- Company Name
- Lundbeck
- Job Title
- Data Scientist AI Analytics, Strategy, and Activation
- Job Description
-
**Job Title:** Data Scientist, AI Analytics, Strategy & Activation
**Role Summary:**
Design, develop, and deploy AI/ML models to support Lundbeck US’s AI strategy, drive commercial growth, and optimize business processes. Serve as a technical liaison between business stakeholders and AI teams, ensuring models deliver measurable value and align with strategic priorities.
**Expectations:**
- Deliver high‑quality AI solutions that meet defined business objectives.
- Maintain model performance post‑deployment and iterate based on evolving needs.
- Communicate technical concepts clearly to non‑technical audiences.
- Manage multiple projects, vendor resources, and cross‑functional collaborations.
- Stay current with AI research and apply emerging techniques where beneficial.
**Key Responsibilities:**
- Design, train, test, and implement AI/ML algorithms (including neural networks, reinforcement learning, unsupervised learning).
- Perform data exploration, preprocessing, feature engineering, and model fine‑tuning for production.
- Deploy models using cloud platforms and MLOps pipelines; monitor and improve performance.
- Document models, methodologies, and best practices; share knowledge across the organization.
- Translate business requirements into technical specifications; guide vendor or technical staff on issue resolution.
- Contribute to the overall AI strategy and identify new AI use cases across functions.
- Partner with Advanced Analytics and Omnichannel Customer Engagement teams to enhance operational efficiency.

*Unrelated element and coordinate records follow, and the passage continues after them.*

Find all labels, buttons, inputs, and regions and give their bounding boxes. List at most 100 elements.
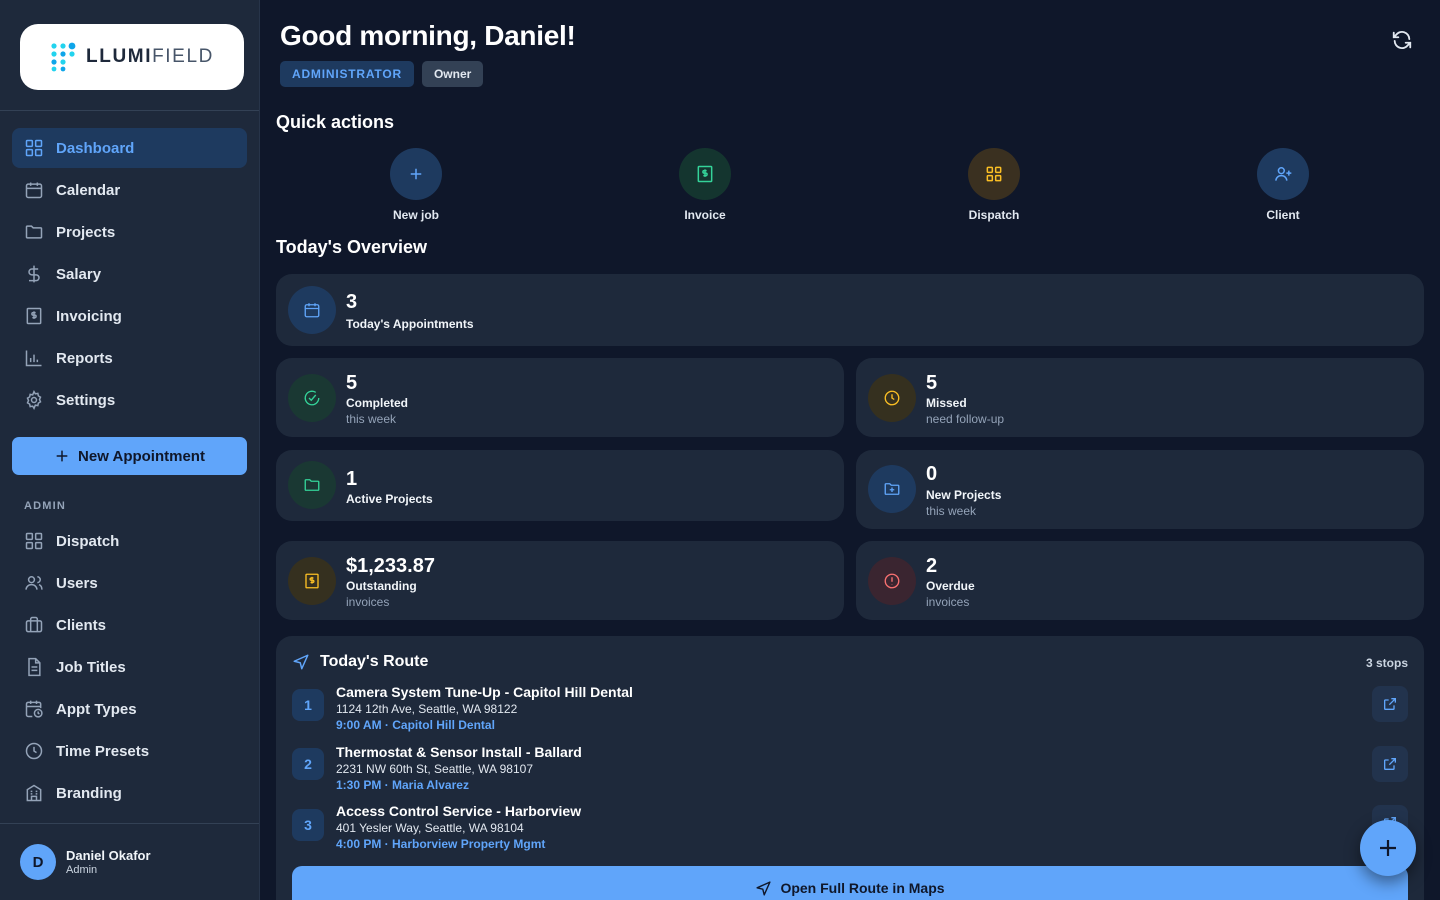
sidebar-item-invoicing[interactable]: Invoicing bbox=[12, 296, 247, 336]
owner-badge: Owner bbox=[421, 61, 484, 87]
briefcase-icon bbox=[25, 616, 43, 633]
refresh-icon[interactable] bbox=[1391, 29, 1413, 51]
route-stop[interactable]: 3 Access Control Service - Harborview 40… bbox=[292, 803, 1408, 859]
quick-action-icon-wrap bbox=[1257, 148, 1309, 200]
route-stop[interactable]: 1 Camera System Tune-Up - Capitol Hill D… bbox=[292, 684, 1408, 740]
alert-circle-icon bbox=[884, 573, 900, 589]
card-title: Overdue bbox=[926, 579, 975, 593]
brand-logo[interactable]: LLUMIFIELD bbox=[20, 24, 244, 90]
sidebar-item-time-presets[interactable]: Time Presets bbox=[12, 731, 247, 771]
grid-icon bbox=[25, 139, 43, 157]
card-value: 3 bbox=[346, 291, 358, 313]
building-icon bbox=[26, 784, 42, 802]
quick-action-invoice[interactable]: Invoice bbox=[645, 148, 765, 222]
quick-action-icon-wrap bbox=[968, 148, 1020, 200]
todays-route-panel: Today's Route 3 stops 1 Camera System Tu… bbox=[276, 636, 1424, 900]
new-appointment-button[interactable]: New Appointment bbox=[12, 437, 247, 475]
stop-name: Access Control Service - Harborview bbox=[336, 803, 582, 819]
quick-action-new-job[interactable]: New job bbox=[356, 148, 476, 222]
sidebar-item-projects[interactable]: Projects bbox=[12, 212, 247, 252]
navigation-icon bbox=[756, 881, 772, 896]
stop-name: Thermostat & Sensor Install - Ballard bbox=[336, 744, 582, 760]
floating-add-button[interactable] bbox=[1360, 820, 1416, 876]
stop-name: Camera System Tune-Up - Capitol Hill Den… bbox=[336, 684, 633, 700]
folder-plus-icon bbox=[884, 483, 900, 495]
sidebar-item-settings[interactable]: Settings bbox=[12, 380, 247, 420]
card-icon-wrap bbox=[288, 374, 336, 422]
quick-action-client[interactable]: Client bbox=[1223, 148, 1343, 222]
card-value: $1,233.87 bbox=[346, 555, 435, 577]
quick-actions-heading: Quick actions bbox=[276, 112, 395, 132]
sidebar-item-label: Branding bbox=[56, 784, 122, 802]
open-full-route-button[interactable]: Open Full Route in Maps bbox=[292, 866, 1408, 900]
overdue-invoices-card[interactable]: 2 Overdue invoices bbox=[856, 541, 1424, 620]
sidebar-item-clients[interactable]: Clients bbox=[12, 605, 247, 645]
sidebar-item-job-titles[interactable]: Job Titles bbox=[12, 647, 247, 687]
card-icon-wrap bbox=[288, 286, 336, 334]
sidebar-item-users[interactable]: Users bbox=[12, 563, 247, 603]
plus-icon bbox=[410, 168, 422, 180]
open-external-button[interactable] bbox=[1372, 686, 1408, 722]
calendar-icon bbox=[25, 182, 43, 199]
card-subtitle: this week bbox=[346, 412, 397, 426]
sidebar-item-dashboard[interactable]: Dashboard bbox=[12, 128, 247, 168]
sidebar-item-branding[interactable]: Branding bbox=[12, 773, 247, 813]
sidebar-item-dispatch[interactable]: Dispatch bbox=[12, 521, 247, 561]
sidebar-item-salary[interactable]: Salary bbox=[12, 254, 247, 294]
quick-action-label: New job bbox=[392, 208, 439, 222]
main-content: Good morning, Daniel! ADMINISTRATOR Owne… bbox=[260, 0, 1440, 900]
stop-meta: 4:00 PM · Harborview Property Mgmt bbox=[336, 837, 546, 851]
page-title: Good morning, Daniel! bbox=[280, 20, 576, 51]
sidebar-item-label: Job Titles bbox=[56, 658, 126, 676]
card-title: Active Projects bbox=[346, 492, 433, 506]
sidebar-item-label: Calendar bbox=[56, 181, 121, 199]
plus-icon bbox=[56, 450, 68, 462]
logo-area: LLUMIFIELD bbox=[0, 0, 259, 111]
sidebar-item-appt-types[interactable]: Appt Types bbox=[12, 689, 247, 729]
stop-number: 2 bbox=[292, 748, 324, 780]
users-icon bbox=[25, 576, 43, 590]
card-subtitle: this week bbox=[926, 504, 977, 518]
check-circle-icon bbox=[304, 390, 320, 406]
sidebar-item-reports[interactable]: Reports bbox=[12, 338, 247, 378]
external-link-icon bbox=[1384, 698, 1396, 710]
card-title: Completed bbox=[346, 396, 409, 410]
user-profile[interactable]: D Daniel Okafor Admin bbox=[0, 823, 259, 900]
quick-action-dispatch[interactable]: Dispatch bbox=[934, 148, 1054, 222]
card-value: 5 bbox=[926, 372, 938, 394]
plus-icon bbox=[1380, 840, 1396, 856]
sidebar-item-label: Projects bbox=[56, 223, 116, 241]
route-stop[interactable]: 2 Thermostat & Sensor Install - Ballard … bbox=[292, 744, 1408, 800]
gear-icon bbox=[26, 390, 42, 410]
bar-chart-icon bbox=[25, 350, 42, 367]
new-projects-card[interactable]: 0 New Projects this week bbox=[856, 450, 1424, 529]
admin-nav: Dispatch Users Clients Job Titles Appt T… bbox=[12, 521, 247, 815]
admin-section-label: ADMIN bbox=[24, 500, 67, 512]
navigation-icon bbox=[293, 654, 309, 670]
sidebar-item-calendar[interactable]: Calendar bbox=[12, 170, 247, 210]
sidebar-item-label: Dashboard bbox=[56, 139, 135, 157]
overview-heading: Today's Overview bbox=[276, 237, 428, 257]
card-icon-wrap bbox=[288, 461, 336, 509]
sidebar-item-label: Settings bbox=[56, 391, 116, 409]
active-projects-card[interactable]: 1 Active Projects bbox=[276, 450, 844, 521]
sidebar-item-label: Clients bbox=[56, 616, 107, 634]
stop-address: 1124 12th Ave, Seattle, WA 98122 bbox=[336, 702, 518, 716]
open-external-button[interactable] bbox=[1372, 746, 1408, 782]
new-appointment-label: New Appointment bbox=[78, 447, 205, 465]
quick-action-label: Invoice bbox=[684, 208, 726, 222]
clock-icon bbox=[884, 390, 900, 406]
sidebar-item-label: Dispatch bbox=[56, 532, 120, 550]
user-role: Admin bbox=[66, 864, 98, 876]
missed-card[interactable]: 5 Missed need follow-up bbox=[856, 358, 1424, 437]
user-plus-icon bbox=[1275, 167, 1292, 181]
calendar-clock-icon bbox=[25, 700, 43, 718]
card-title: New Projects bbox=[926, 488, 1002, 502]
outstanding-invoices-card[interactable]: $1,233.87 Outstanding invoices bbox=[276, 541, 844, 620]
appointments-card[interactable]: 3 Today's Appointments bbox=[276, 274, 1424, 346]
folder-icon bbox=[25, 225, 43, 239]
grid-icon bbox=[986, 166, 1002, 182]
stop-number: 3 bbox=[292, 809, 324, 841]
card-icon-wrap bbox=[288, 557, 336, 605]
completed-card[interactable]: 5 Completed this week bbox=[276, 358, 844, 437]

- Support business requirement gathering, solution development, and implementation with cross‑functional teams.
**Required Skills:**
- Predictive modeling & machine‑learning techniques: clustering, multivariate regression/tree‑based analysis, neural networks, reinforcement learning, Bayesian/Monte Carlo/bootstrapping.

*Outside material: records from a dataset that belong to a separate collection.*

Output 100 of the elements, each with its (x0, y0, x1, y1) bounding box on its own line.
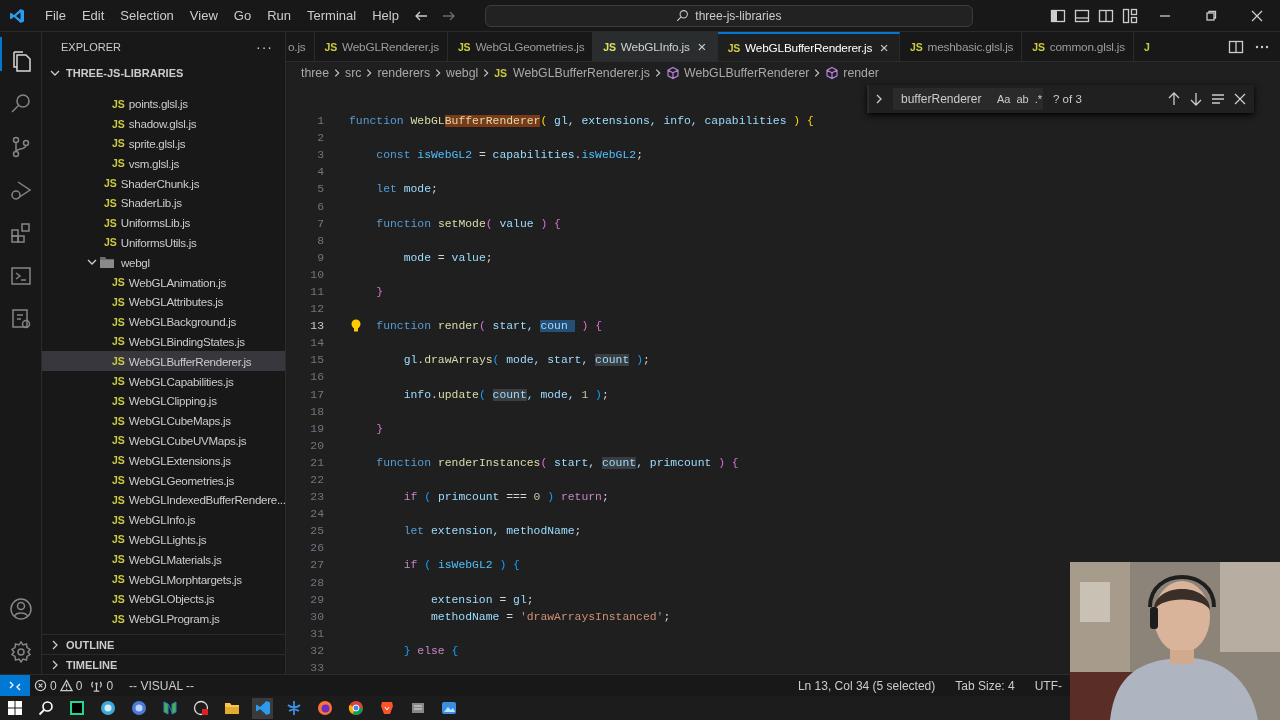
explorer-row[interactable]: JS ShaderChunk.js (42, 173, 285, 193)
breadcrumb-item[interactable]: three (301, 66, 330, 80)
explorer-row[interactable]: JS WebGLBindingStates.js (42, 331, 285, 352)
tab-size-status[interactable]: Tab Size: 4 (951, 678, 1019, 693)
explorer-row[interactable]: JS WebGLAnimation.js (42, 272, 285, 292)
warning-icon (59, 679, 73, 692)
windows-start-icon[interactable] (6, 700, 23, 716)
explorer-row[interactable]: JS WebGLAttributes.js (42, 291, 285, 312)
editor-tab[interactable]: JS WebGLRenderer.js (314, 32, 448, 61)
terminal-icon[interactable] (8, 264, 33, 288)
layout-grid-icon[interactable] (1122, 7, 1138, 24)
explorer-row[interactable]: JS WebGLLights.js (42, 529, 285, 550)
menu-item[interactable]: Terminal (299, 4, 365, 27)
settings-icon[interactable] (8, 640, 33, 664)
maximize-icon[interactable] (1205, 9, 1217, 22)
explorer-row[interactable]: JS shadow.glsl.js (42, 113, 285, 134)
editor-tab[interactable]: JS WebGLInfo.js × (593, 32, 718, 61)
find-input[interactable]: bufferRenderer Aa ab .* (893, 88, 1043, 110)
menu-item[interactable]: Run (259, 4, 299, 27)
explorer-row[interactable]: JS WebGLObjects.js (42, 588, 285, 609)
breadcrumb-item[interactable]: JS WebGLBufferRenderer.js (494, 66, 650, 80)
explorer-row[interactable]: JS WebGLCubeUVMaps.js (42, 430, 285, 451)
explorer-folder-row[interactable]: webgl (42, 252, 285, 273)
line-number: 18 (309, 405, 324, 418)
breadcrumb-item[interactable]: webgl (446, 66, 479, 80)
explorer-row[interactable]: JS points.glsl.js (42, 94, 285, 114)
menu-item[interactable]: Go (225, 4, 260, 27)
browser-icon[interactable] (316, 700, 333, 716)
problems-status[interactable]: 0 0 (30, 678, 87, 693)
workspace-section-header[interactable]: THREE-JS-LIBRARIES (42, 62, 285, 84)
explorer-row[interactable]: JS UniformsUtils.js (42, 232, 285, 253)
find-option-toggle[interactable]: Aa (995, 93, 1012, 105)
menu-item[interactable]: File (37, 4, 74, 27)
explorer-row[interactable]: JS WebGLClipping.js (42, 390, 285, 411)
find-in-selection-icon[interactable] (1210, 91, 1226, 107)
menu-item[interactable]: Help (364, 4, 407, 27)
explorer-row[interactable]: JS WebGLBackground.js (42, 311, 285, 332)
panel-toggle-icon[interactable] (1074, 7, 1090, 24)
app-icon[interactable] (99, 700, 116, 716)
app-icon[interactable] (409, 700, 426, 716)
more-actions-button[interactable]: ··· (256, 39, 273, 55)
folder-icon[interactable] (223, 700, 240, 716)
vim-mode-status: -- VISUAL -- (128, 678, 195, 693)
split-editor-icon[interactable] (1228, 38, 1244, 55)
lightbulb-icon[interactable] (350, 318, 362, 333)
menu-item[interactable]: View (181, 4, 226, 27)
menu-item[interactable]: Selection (112, 4, 182, 27)
explorer-row[interactable]: JS ShaderLib.js (42, 193, 285, 213)
sidebar-toggle-icon[interactable] (1050, 7, 1066, 24)
app-icon[interactable] (68, 700, 85, 716)
panel-section-header[interactable]: OUTLINE (42, 634, 285, 654)
account-icon[interactable] (8, 597, 33, 621)
app-icon[interactable] (130, 700, 147, 716)
explorer-row[interactable]: JS WebGLGeometries.js (42, 470, 285, 490)
breadcrumb-item[interactable]: render (825, 66, 879, 80)
explorer-row[interactable]: JS WebGLMorphtargets.js (42, 569, 285, 589)
explorer-row[interactable]: JS sprite.glsl.js (42, 133, 285, 154)
app-icon[interactable] (161, 700, 178, 716)
close-tab-button[interactable]: × (877, 39, 892, 56)
cursor-position-status[interactable]: Ln 13, Col 34 (5 selected) (793, 678, 940, 693)
remote-button[interactable] (0, 674, 30, 697)
line-number: 27 (309, 559, 324, 572)
editor-tab[interactable]: J (1133, 32, 1154, 61)
shield-icon[interactable] (378, 700, 395, 716)
split-layout-icon[interactable] (1098, 7, 1114, 24)
arrow-up-icon[interactable] (1166, 91, 1182, 107)
explorer-row[interactable]: JS WebGLCapabilities.js (42, 371, 285, 391)
search-icon[interactable] (37, 700, 54, 716)
explorer-row[interactable]: JS WebGLBufferRenderer.js (42, 351, 285, 372)
encoding-status[interactable]: UTF- (1030, 678, 1066, 693)
breadcrumb-item[interactable]: src (345, 66, 362, 80)
editor-tab[interactable]: o.js (286, 32, 315, 61)
js-icon: JS (112, 573, 125, 585)
close-tab-button[interactable]: × (694, 38, 709, 55)
breadcrumb-item[interactable]: renderers (377, 66, 431, 80)
explorer-row[interactable]: JS WebGLProgram.js (42, 608, 285, 629)
explorer-row[interactable]: JS WebGLExtensions.js (42, 450, 285, 471)
extensions-icon[interactable] (8, 221, 33, 245)
find-option-toggle[interactable]: .* (1033, 93, 1043, 105)
app-icon[interactable] (440, 700, 457, 716)
command-center[interactable]: three-js-libraries (484, 4, 973, 27)
menu-item[interactable]: Edit (73, 4, 113, 27)
find-option-toggle[interactable]: ab (1015, 93, 1030, 105)
explorer-row[interactable]: JS UniformsLib.js (42, 212, 285, 233)
explorer-row[interactable]: JS WebGLInfo.js (42, 509, 285, 530)
editor-tab[interactable]: JS meshbasic.glsl.js (900, 32, 1023, 61)
js-icon: JS (112, 355, 125, 368)
close-icon[interactable] (1232, 91, 1248, 107)
run-debug-icon[interactable] (8, 178, 33, 202)
breadcrumb-item[interactable]: WebGLBufferRenderer (666, 66, 810, 80)
close-icon[interactable] (1251, 9, 1263, 22)
explorer-row[interactable]: JS WebGLMaterials.js (42, 549, 285, 570)
explorer-row[interactable]: JS WebGLIndexedBufferRendere... (42, 489, 285, 510)
ports-status[interactable]: 0 (86, 678, 118, 693)
explorer-row[interactable]: JS vsm.glsl.js (42, 153, 285, 174)
browser-icon[interactable] (347, 700, 364, 716)
arrow-down-icon[interactable] (1188, 91, 1204, 107)
editor-tab[interactable]: JS common.glsl.js (1022, 32, 1134, 61)
editor-tab[interactable]: JS WebGLBufferRenderer.js × (717, 32, 901, 61)
explorer-row[interactable]: JS WebGLCubeMaps.js (42, 410, 285, 431)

- Programming: Python, R, or Java.
- Experience with NLP, deep learning, and large language models (LLMs).
- Cloud platforms (AWS, Azure, GCP) and MLOps tools for model deployment.
- Version control (Git).
- Strong analytical, problem‑solving, and independent work capabilities.
- Excellent oral and written communication; ability to convey technical concepts to non‑technical stakeholders.

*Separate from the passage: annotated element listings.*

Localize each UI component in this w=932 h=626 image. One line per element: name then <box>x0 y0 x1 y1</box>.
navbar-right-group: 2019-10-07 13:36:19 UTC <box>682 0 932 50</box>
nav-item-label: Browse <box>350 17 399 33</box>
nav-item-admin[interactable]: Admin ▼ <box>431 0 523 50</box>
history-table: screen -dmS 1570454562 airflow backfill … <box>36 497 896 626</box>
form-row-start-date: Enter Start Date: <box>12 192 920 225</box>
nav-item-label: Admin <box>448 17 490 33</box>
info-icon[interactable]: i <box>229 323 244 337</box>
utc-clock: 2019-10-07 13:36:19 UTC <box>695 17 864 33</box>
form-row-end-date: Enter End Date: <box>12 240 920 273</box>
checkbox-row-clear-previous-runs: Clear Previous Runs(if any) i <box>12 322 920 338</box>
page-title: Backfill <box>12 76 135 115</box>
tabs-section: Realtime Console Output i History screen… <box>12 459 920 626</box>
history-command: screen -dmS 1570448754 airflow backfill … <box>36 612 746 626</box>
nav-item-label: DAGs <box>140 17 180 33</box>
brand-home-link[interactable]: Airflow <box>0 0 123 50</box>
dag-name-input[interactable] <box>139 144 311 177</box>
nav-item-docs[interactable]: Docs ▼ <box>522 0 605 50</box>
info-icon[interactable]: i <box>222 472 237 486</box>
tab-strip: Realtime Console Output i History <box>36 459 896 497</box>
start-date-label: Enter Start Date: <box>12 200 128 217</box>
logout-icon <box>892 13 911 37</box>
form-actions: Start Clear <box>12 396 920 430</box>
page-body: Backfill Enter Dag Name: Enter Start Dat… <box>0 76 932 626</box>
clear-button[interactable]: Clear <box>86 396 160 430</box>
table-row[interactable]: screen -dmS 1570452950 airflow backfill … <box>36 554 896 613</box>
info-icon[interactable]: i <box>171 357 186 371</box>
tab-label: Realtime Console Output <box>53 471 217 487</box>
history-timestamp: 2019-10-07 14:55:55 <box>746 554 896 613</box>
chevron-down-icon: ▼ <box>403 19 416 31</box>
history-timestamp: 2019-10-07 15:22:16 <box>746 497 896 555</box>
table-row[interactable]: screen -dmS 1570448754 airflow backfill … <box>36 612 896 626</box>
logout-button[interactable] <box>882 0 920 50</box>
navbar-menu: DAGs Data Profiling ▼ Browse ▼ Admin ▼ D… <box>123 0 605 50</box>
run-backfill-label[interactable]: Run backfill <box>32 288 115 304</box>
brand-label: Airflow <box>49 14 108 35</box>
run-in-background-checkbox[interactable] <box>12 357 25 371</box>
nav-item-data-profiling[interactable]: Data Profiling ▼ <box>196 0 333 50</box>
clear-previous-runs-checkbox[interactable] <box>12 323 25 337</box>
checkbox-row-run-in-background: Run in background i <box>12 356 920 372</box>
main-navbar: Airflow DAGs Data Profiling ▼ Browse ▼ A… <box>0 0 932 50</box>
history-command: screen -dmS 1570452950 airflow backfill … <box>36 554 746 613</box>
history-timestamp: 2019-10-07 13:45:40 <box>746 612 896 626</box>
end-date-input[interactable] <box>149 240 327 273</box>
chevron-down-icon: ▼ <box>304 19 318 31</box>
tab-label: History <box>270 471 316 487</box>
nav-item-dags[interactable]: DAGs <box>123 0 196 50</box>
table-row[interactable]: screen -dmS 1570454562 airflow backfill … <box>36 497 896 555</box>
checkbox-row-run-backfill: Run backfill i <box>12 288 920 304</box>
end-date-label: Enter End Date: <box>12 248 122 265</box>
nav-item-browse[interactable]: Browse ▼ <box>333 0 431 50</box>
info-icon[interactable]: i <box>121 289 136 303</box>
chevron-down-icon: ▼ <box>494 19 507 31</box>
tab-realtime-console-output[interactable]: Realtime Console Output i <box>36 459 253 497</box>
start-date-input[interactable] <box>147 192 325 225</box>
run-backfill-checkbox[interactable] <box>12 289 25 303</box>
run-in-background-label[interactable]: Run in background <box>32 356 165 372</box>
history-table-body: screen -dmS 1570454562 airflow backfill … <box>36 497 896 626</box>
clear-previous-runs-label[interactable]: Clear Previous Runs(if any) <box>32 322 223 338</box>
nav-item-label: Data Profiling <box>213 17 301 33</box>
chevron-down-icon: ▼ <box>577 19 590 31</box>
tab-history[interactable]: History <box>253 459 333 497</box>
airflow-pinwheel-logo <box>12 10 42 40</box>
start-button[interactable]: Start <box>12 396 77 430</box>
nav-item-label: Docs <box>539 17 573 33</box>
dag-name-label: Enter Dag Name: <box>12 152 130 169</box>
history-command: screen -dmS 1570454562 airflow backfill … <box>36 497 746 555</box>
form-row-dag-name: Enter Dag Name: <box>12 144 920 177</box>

**Required Education & Certifications:**
- Bachelor’s degree in a quantitative discipline (e.g., Computer Science, Data Science, Statistics, Engineering, Mathematics, Economics) from an accredited institution.
- Minimum 4 years of experience in AI/ML model development, deployment, and optimization for marketing, sales, or commercial initiatives.
*Preferred (not required):* project leadership experience, pharmaceutical/biotech industry background, familiarity with pharmaceutical datasets (patient, claims, EHR, demand), knowledge of GxP/ALCOA+ regulatory standards.